HELIjaKEEL’s Saariaho festival will feature the music of Finland’s most renowned contemporary composer Kaija Saariaho in addition to works by Estonian composers Arvo Pärt, Jüri Reinvere and Helena Tulve. These will be performed by musicians from Estonia and abroad, including soprano and harpist Arianna Savall (Spain) and flautist Camilla Hoitenga (USA).



The 2015-2016 season of HELIjaKEEL (SOUNDandLANGUAGE) led by Kammermuusikud, in addition to its usual mandate of juxtaposing music and poetry, focuses more on different musical styles. The opening concert of the HELIjaKEEL Saariaho festival – MIRRORS will feature the music by Arvo Pärt and Kaija Saariaho. Although the styles of these two composers are different, it is also possible to find unifying elements in their music.

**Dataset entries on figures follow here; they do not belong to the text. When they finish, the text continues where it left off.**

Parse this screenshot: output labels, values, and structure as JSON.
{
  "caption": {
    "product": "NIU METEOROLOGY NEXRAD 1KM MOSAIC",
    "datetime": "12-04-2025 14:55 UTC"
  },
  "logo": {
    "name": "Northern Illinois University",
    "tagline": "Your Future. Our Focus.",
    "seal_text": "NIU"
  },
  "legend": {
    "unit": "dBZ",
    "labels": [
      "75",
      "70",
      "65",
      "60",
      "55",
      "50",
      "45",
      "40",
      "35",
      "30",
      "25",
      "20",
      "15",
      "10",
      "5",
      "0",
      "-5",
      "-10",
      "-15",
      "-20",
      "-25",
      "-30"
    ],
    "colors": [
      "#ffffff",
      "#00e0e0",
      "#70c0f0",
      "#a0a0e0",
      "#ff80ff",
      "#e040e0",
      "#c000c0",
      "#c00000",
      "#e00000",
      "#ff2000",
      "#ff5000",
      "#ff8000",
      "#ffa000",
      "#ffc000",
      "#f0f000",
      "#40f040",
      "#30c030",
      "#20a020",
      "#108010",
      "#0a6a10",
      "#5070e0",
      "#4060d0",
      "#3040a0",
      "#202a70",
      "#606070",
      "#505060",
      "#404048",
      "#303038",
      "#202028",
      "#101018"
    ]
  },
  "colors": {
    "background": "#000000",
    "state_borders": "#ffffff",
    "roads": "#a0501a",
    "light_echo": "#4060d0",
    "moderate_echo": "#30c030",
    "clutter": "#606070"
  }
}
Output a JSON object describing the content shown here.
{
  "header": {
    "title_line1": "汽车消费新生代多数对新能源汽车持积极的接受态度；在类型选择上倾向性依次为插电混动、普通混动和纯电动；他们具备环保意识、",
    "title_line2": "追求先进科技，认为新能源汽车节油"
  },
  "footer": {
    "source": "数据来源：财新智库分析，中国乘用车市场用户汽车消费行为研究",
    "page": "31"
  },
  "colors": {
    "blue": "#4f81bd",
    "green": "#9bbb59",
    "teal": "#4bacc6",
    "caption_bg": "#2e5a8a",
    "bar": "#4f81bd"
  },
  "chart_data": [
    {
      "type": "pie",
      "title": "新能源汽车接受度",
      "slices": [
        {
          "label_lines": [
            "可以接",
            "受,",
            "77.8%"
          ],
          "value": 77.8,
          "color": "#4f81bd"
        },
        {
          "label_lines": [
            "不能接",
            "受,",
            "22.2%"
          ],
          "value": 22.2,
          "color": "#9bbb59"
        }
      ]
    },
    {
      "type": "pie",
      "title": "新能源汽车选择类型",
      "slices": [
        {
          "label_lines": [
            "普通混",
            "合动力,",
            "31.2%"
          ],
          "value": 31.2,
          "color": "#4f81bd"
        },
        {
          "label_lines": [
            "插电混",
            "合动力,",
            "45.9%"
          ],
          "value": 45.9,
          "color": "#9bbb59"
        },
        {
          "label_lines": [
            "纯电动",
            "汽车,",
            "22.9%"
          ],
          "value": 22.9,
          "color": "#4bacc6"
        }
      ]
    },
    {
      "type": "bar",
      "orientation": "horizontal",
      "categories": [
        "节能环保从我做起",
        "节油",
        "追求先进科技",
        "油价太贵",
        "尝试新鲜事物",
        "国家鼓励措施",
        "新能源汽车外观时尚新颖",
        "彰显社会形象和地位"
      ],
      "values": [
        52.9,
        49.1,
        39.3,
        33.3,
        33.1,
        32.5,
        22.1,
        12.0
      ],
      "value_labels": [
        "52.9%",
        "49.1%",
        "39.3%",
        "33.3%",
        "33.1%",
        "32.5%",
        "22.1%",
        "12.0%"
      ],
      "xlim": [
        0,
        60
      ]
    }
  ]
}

Kaija Saariaho is a prominent member of a group of Finnish composers and performers who are now, in mid-career, making a worldwide impact. She studied at the Sibelius Academy and continued her studies in Freiburg and from 1982, at the IRCAM research institute in Paris – the city which has been most of the time her home ever since. At IRCAM, Saariaho developed techniques of computer-assisted composition and acquired fluency in working on tape and with live electronics. Before coming to work at IRCAM, Saariaho learned to know the French ‘spectralist’ composers, whose techniques are based on computer analysis of the sound-spectrum. This analytical approach inspired her to develop her own method for creating harmonic structures, as well as the detailed notation using harmonics, microtonal and detailed continuum of sound extending from pure tone to unpitched noise.

www.saariaho.org



However paradoxical it might be, silence seems to be the essential purpose of Arvo Pärt’s music: he does not consider the notes or musical sounds as the essence of music. For him, the sounds only point towards the essential, in the same way as words always only serve as a hint towards something more. The essential will always remain hidden between the sounds. Often, Pärt’s creative method is compared with fasting, with voluntary asceticism: for him, reduction is far more important than enlargement. He has always been frugal with his means of expression, even parsimonious – and yet his music is benevolent.